In November 2012, California voters approved Proposition 39, which is anticipated to generate approximately $1 billion per year in corporate tax revenue, with approximately half of this revenue over the first five years dedicated to energy efficiency and advanced energy projects in schools and public buildings.
Building on principles previously articulated, AEE today released a white paper outlining three options to attract and leverage outside capital to expand total energy savings. These options, developed in consultation with California advanced energy business and financial leaders, incorporate innovative financing mechanisms to stretch resources available to generate energy savings from $2.6 billion over five years to more than $10.5 billion over 30 years.
With over 1,000 school districts in California, a five-year program to expend $2.6 billion in Prop 39 revenues will leave policy makers with the difficult choice of either facilitating small efficiency upgrades in large numbers of schools, or deeper more capital intensive efficiency upgrades in a substantially smaller number of schools. Additionally, energy upgrades are needed at numerous public facilities beyond K-14 schools. If Prop 39 funds are deployed solely as grants, without the benefit of leveraging, many cost-effective retrofit opportunities will go unrealized. A leveraging strategy significantly grows the pool of available funding, thereby enabling deeper retrofits and more projects in a greater number of districts, as well as opening the program up to other public facilities.
Leveraging Prop 39 revenues can transform Prop 39 from a one-time opportunity to an ongoing source of funding to support energy efficiency projects in California over the long term, with the ultimate goal of having private capital supplant public funding.
AEE’s approach follows these principles:
- Prop 39 implementation should follow a phased-in approach, shifting from grants and technical assistance in the early years to financing mechanisms to extend the duration and impact of the program in later years.
- All elements of Prop 39 should seek to attract and leverage outside capital; this includes the grant-funding elements, by requiring applicants to leverage available dollars in the form of utility rebates, local bond revenues, public or private loans, or other sources.
- Entities with experience dealing with private markets should oversee the finance elements of Prop 39 implementation. The State Treasurer’s office currently administers a number of programs that deal directly with private markets. At the same time, other state entities may be better positioned to interact with school districts and other applicants, allowing the Treasurer’s office to focus on the finance-related elements of program implementation.
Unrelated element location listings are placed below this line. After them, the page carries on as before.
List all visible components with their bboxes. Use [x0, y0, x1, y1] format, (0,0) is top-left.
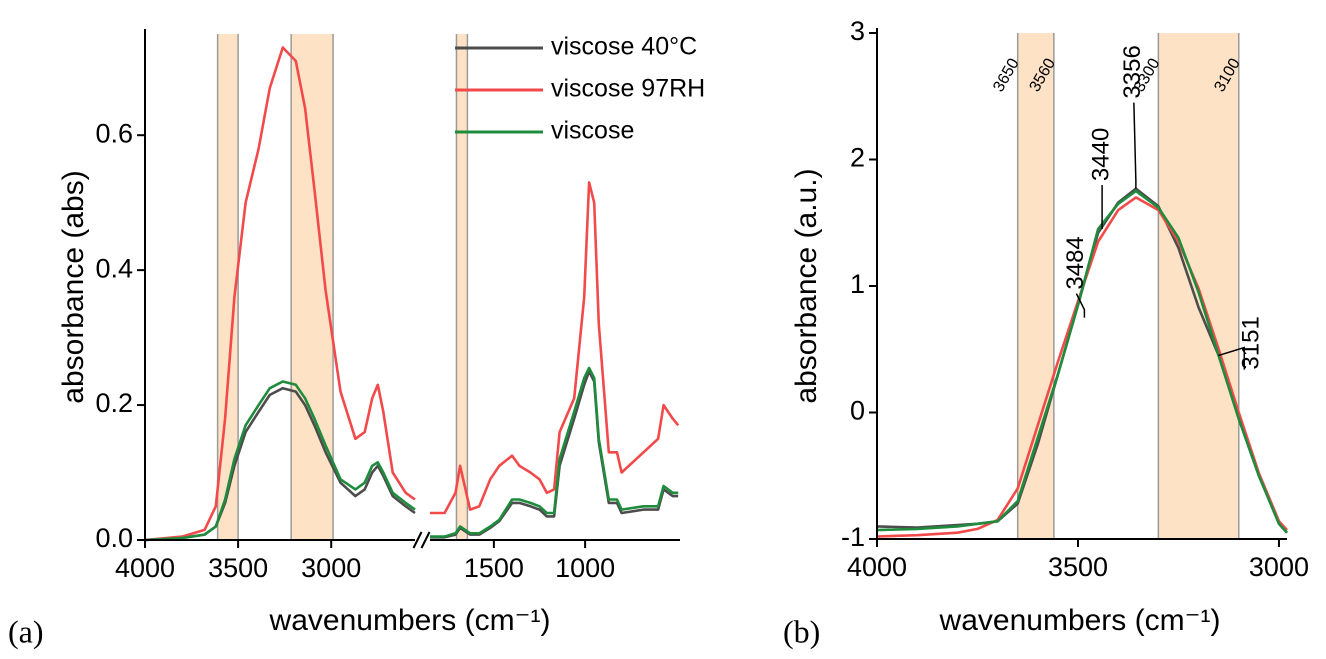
annotation-leader — [1133, 102, 1137, 189]
band — [217, 34, 239, 540]
x-tick-label: 4000 — [847, 552, 907, 582]
x-tick-label: 1000 — [555, 553, 615, 583]
x-tick-label: 4000 — [115, 553, 175, 583]
series-line — [430, 181, 680, 515]
panel-label: (b) — [783, 613, 820, 649]
y-tick-label: 1 — [850, 269, 865, 299]
y-tick-label: 0.2 — [95, 388, 133, 418]
annotation: 3356 — [1119, 45, 1146, 98]
axis-break — [412, 531, 423, 549]
band — [291, 34, 334, 540]
axis-break — [420, 531, 431, 549]
annotation: 3151 — [1238, 316, 1265, 369]
y-axis-label: absorbance (a.u.) — [790, 168, 823, 403]
annotation-leader — [1218, 346, 1246, 370]
y-tick-label: 0.4 — [95, 253, 133, 283]
y-tick-label: 0.6 — [95, 118, 133, 148]
y-tick-label: 2 — [850, 143, 865, 173]
y-tick-label: -1 — [841, 522, 865, 552]
x-tick-label: 3500 — [208, 553, 268, 583]
band — [1017, 33, 1054, 539]
series-line — [876, 196, 1288, 538]
panel-label: (a) — [8, 613, 44, 649]
y-tick-label: 0.0 — [95, 523, 133, 553]
x-tick-label: 1500 — [464, 553, 524, 583]
series-line — [876, 189, 1288, 534]
y-tick-label: 3 — [850, 16, 865, 46]
series-line — [430, 366, 679, 538]
y-tick-label: 0 — [850, 396, 865, 426]
annotation: 3440 — [1087, 128, 1114, 181]
series-line — [144, 380, 416, 542]
y-axis-label: absorbance (abs) — [57, 170, 90, 403]
annotation-leader — [1075, 293, 1086, 318]
x-axis-label: wavenumbers (cm⁻¹) — [939, 604, 1221, 637]
annotation: 3484 — [1062, 236, 1089, 289]
legend-label: viscose 40°C — [551, 33, 697, 61]
legend-label: viscose 97RH — [551, 75, 705, 103]
band — [456, 34, 468, 540]
series-line — [144, 46, 416, 542]
x-tick-label: 3000 — [301, 553, 361, 583]
x-tick-label: 3000 — [1249, 552, 1309, 582]
legend-label: viscose — [551, 117, 634, 145]
x-tick-label: 3500 — [1048, 552, 1108, 582]
x-axis-label: wavenumbers (cm⁻¹) — [269, 604, 551, 637]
- Prop 39 implementation should seek to align existing and forthcoming California energy finance programs, serving as a bridge to a more comprehensive approach to financing advanced energy in California.
The white paper released today includes three different strategies for maximizing leveraging opportunities utilizing Prop 39 funding.
- Option A would allocate 40% of total Prop 39 revenues to attract and leverage private capital, including a $1 billion revolving loan fund, the creation of an innovative Interest Rate Offset Grant (IROG), and loan pooling through the Treasurer’s office. The total program value equals $10.5 billion over 30 years.
- Option B would allocate 25% of total Prop 39 revenues towards finance mechanisms, including a $500 million revolving loan fund. The total capital available under this option would equal between $3.7 billion – $6.5 billion depending on whether the IROG and loan pooling mechanisms are incorporated.
- Option C would reserve 10% of Prop 39 revenues toward credit enhancements to spur participation by private sector lenders, with total capital equaling $6 billion
In all cases, the bulk of available funds are dedicated to direct grants, with disbursement more heavily weighted toward early delivery to readily qualified projects. This schedule recognizes that complex and more expensive projects that require sophisticated audits and planning, as well as the additional funds available because of leveraging, may take longer to properly analyze and subsequently work their way through the queue.
With over $1 billion already being spent by utilities and state agencies on energy efficiency, a simple Prop 39 grant program – even where the grants are leveraged with outside funds on a project-by-project basis – misses a unique opportunity to produce a transformative impact. By dedicating a significant portion of Prop 39 revenues to finance mechanisms that spur greater private capital participation in California energy efficiency programs and advanced energy projects, state policymakers can increase the total funds available and extend Prop 39’s duration and effectiveness well beyond the five-year timeframe contained in the initiative.